Premier Christy Clark announced a review of teacher bargaining Wednesday, with a goal of reaching a 10-year agreement that would put an end to decades of battles with the B.C. Teachers’ Federation.
Clark and Education Minister Don McRae acknowledged at a Vancouver news conference that changing the culture of confrontation between the B.C. government and teachers won’t be easy, and vowed to put even the most contentious issues on the table for discussion. That includes class size and special needs support, key issues in contract disputes and court actions in recent years.
“Our first goal is long-term labour stability with teachers in British Columbia,” Clark said. “Our second goal is to improve how government interacts and works with the BCTF.”
“These two goals will require compromise on all sides of the table, including ours,” said Clark.
BCTF president Susan Lambert said she welcomes the review of the bargaining structure, but is skeptical about the latest promise of meaningful consultation.
“It seems to me that talk of a 10-year contract is putting the cart before the horse,” Lambert said. “There seems to be conclusions drawn that would be properly a product of the bargaining table and not a product of a discussion on the bargaining structure.”
The offer comes as the BCTF continues a court challenge to a two-year wage freeze that extends until June 2013. After a year of fruitless negotiations and work-to-rule by teachers, the union membership endorsed the two-year contract extension reached in June with government-imposed mediator Charles Jago.
Justin Green, president of the Nanaimo District Teachers’ Association, said the union welcomes any consultation on bargaining structure, but if the province wants to build relationships with teachers, it can start by giving teachers back language that was stripped from contracts 10 years ago.

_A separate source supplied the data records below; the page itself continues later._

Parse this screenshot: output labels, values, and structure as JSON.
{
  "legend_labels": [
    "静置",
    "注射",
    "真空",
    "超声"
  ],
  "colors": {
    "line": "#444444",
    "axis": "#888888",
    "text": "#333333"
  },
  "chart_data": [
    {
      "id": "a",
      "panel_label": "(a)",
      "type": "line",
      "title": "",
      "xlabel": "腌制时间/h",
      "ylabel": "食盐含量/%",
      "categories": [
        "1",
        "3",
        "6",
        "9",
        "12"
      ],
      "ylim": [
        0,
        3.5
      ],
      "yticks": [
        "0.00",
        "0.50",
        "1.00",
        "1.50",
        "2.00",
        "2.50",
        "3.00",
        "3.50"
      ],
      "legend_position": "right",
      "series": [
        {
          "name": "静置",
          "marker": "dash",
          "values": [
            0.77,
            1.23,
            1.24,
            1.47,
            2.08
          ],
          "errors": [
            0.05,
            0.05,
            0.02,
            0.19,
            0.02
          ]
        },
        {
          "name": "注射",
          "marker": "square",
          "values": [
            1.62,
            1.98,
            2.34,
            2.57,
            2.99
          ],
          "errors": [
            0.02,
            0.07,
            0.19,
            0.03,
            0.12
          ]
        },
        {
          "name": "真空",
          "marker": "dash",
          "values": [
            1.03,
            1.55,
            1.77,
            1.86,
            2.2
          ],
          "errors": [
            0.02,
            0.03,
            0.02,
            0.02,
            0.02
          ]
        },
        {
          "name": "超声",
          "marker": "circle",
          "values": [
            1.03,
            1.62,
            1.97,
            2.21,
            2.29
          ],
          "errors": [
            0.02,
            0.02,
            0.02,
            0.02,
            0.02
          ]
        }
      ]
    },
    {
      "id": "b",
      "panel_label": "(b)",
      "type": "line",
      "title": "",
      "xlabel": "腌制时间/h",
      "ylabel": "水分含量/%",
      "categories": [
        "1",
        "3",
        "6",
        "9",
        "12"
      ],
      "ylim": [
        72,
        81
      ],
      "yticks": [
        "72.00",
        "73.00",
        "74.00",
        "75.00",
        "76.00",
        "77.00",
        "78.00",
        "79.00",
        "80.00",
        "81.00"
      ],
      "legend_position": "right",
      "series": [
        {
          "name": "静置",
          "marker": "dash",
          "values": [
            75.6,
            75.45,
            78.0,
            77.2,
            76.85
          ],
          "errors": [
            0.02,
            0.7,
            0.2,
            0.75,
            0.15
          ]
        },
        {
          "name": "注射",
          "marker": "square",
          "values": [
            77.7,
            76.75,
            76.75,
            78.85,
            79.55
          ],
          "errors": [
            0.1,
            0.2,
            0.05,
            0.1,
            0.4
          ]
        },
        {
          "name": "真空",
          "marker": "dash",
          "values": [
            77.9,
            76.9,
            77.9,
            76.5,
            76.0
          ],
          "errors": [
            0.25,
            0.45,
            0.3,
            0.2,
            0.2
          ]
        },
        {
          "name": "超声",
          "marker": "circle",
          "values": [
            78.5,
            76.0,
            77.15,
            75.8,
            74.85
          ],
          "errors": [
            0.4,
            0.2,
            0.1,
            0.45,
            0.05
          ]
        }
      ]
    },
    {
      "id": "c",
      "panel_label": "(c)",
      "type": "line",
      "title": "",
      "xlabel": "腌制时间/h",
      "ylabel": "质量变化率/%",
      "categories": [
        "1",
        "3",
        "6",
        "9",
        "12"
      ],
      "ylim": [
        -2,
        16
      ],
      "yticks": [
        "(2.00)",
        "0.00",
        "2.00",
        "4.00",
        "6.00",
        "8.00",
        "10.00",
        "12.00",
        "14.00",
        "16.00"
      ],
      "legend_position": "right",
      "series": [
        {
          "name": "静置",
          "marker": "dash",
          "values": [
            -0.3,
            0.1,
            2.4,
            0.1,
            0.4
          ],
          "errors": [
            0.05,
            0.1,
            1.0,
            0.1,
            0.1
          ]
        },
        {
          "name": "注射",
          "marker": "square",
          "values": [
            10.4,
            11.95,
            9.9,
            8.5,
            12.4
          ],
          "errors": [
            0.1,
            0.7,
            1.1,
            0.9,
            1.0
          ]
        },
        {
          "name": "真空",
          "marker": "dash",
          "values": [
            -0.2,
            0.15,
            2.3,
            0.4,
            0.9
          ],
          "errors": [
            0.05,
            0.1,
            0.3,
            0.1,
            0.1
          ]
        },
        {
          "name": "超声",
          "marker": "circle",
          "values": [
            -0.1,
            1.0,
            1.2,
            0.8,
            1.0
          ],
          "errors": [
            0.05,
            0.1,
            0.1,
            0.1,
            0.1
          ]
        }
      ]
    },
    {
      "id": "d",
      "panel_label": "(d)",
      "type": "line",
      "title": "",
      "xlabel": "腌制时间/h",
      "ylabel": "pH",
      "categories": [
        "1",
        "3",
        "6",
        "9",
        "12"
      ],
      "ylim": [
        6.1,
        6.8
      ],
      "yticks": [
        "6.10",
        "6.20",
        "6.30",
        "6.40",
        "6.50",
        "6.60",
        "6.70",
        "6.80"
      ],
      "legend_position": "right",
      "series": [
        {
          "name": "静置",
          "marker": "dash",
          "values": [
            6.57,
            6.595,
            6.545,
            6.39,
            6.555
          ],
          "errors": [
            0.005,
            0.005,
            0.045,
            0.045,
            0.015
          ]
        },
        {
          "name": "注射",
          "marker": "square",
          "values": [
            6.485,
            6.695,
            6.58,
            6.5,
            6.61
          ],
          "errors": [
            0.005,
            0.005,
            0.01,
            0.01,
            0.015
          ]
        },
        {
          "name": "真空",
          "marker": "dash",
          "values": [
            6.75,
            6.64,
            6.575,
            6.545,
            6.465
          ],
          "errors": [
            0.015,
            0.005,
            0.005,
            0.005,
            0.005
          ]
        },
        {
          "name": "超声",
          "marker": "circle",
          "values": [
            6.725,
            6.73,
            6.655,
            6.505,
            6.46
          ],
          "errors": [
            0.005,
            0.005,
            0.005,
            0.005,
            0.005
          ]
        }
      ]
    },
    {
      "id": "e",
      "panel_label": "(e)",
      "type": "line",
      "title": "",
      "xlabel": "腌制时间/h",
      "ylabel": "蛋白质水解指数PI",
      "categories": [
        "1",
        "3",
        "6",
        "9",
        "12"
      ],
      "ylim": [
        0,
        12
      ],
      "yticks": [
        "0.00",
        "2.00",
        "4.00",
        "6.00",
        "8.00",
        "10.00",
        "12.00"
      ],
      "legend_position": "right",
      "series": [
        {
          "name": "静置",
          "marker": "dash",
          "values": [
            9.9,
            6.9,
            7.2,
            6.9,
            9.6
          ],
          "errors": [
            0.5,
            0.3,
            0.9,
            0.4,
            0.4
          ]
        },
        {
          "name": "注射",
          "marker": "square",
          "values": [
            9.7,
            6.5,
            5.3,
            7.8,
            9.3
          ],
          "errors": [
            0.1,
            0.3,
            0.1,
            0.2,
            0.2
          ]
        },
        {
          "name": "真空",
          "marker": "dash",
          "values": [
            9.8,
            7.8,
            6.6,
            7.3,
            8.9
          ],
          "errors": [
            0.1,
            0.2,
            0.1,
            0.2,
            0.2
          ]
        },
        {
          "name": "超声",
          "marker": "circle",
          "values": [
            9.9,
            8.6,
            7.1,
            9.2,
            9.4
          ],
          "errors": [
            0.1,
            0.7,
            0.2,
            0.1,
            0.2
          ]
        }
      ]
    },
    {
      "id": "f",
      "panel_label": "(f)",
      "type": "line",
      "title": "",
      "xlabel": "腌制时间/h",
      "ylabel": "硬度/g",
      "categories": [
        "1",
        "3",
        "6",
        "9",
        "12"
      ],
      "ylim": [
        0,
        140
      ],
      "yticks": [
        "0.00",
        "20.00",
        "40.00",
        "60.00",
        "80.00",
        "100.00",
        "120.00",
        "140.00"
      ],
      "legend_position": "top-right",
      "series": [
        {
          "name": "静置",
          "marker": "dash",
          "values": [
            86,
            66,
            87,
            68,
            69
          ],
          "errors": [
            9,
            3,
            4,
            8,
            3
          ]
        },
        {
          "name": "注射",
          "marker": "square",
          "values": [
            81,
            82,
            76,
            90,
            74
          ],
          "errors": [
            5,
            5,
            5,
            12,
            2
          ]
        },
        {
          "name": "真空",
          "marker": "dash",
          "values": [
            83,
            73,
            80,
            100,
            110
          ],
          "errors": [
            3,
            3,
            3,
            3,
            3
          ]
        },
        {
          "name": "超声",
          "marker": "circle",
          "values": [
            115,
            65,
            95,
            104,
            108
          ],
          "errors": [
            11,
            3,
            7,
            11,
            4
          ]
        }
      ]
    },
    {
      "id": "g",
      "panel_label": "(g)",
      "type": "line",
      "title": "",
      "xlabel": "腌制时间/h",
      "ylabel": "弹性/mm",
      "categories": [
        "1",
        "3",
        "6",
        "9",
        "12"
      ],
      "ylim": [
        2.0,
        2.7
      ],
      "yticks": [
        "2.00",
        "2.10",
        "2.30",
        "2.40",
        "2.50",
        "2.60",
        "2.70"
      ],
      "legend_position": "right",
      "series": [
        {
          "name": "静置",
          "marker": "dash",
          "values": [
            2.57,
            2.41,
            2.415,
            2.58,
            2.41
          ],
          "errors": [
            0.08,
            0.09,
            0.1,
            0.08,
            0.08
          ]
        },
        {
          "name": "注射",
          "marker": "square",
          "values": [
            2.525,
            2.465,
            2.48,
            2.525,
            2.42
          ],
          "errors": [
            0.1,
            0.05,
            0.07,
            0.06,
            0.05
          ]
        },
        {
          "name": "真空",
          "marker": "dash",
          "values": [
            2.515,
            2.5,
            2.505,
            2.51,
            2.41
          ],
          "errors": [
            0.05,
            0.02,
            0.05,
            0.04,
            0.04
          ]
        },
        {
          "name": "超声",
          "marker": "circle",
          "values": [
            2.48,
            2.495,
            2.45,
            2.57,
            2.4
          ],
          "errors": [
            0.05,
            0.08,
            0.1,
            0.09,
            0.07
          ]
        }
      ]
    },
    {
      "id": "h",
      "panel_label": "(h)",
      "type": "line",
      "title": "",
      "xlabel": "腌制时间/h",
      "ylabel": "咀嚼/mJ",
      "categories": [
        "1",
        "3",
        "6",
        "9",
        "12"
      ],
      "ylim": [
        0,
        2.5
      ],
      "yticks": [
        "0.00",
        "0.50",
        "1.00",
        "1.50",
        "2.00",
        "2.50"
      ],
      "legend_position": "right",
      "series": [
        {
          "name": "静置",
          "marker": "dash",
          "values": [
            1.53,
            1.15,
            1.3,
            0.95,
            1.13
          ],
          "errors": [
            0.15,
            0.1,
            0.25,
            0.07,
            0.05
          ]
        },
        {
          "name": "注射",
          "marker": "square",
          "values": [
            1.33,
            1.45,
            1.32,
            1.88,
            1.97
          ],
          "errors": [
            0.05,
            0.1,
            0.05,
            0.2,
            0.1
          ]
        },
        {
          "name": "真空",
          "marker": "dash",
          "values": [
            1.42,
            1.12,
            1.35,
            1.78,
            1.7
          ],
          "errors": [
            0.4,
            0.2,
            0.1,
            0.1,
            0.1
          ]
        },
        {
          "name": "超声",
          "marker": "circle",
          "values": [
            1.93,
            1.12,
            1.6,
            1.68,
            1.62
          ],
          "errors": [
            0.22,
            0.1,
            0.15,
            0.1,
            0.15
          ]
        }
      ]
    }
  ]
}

Last year, a B.C. Supreme Court judge ruled parts of the 2002 legislation that removed certain working and learning conditions clauses, such as limits on class size and the number of special needs students in each class from teachers’ collective agreements, violated teachers’ rights to freedom of association under the Canadian Charter of Rights and Freedoms. The court gave the province a year to fix it.
The union interpreted this decision to mean that these clauses would be returned to their contracts, but last spring, the province came out with Bill 22, which kept these limits in legislation until next July, when teachers once again have the right to bargain them.
Green said when two parties meet more than 70 times and aren’t able to come to an agreement, the system is broken, but the mandate played a big role in this – the employers came to the table with a net zero mandate.
“I’m optimistic they’re at least willing to talk about it,” he said. “But based on the history of this government, I’m cynical. What I sincerely hope doesn’t happen is we do a six-week consult and have something legislated and rammed through.”
Jamie Brennan, school board chairman, said last year the system was disrupted by teacher job action for the entire year because the province had previously taken away the right to strike, tipping the scales slightly in favour of the province.
But he is hopeful that the province can come up with a better system.
McRae said the review will take advantage of work currently being done by a task force of school trustees, and two previous reviews completed by independent mediators.
McRae said he has talked with Lambert about the proposal, and he wants to have consultations with teachers, trustees, parent advisory councils and administrators complete by the end of November.
“If there are policy changes or legislative amendments that we need to make, we want to get this work done before bargaining resumes next spring,” McRae said.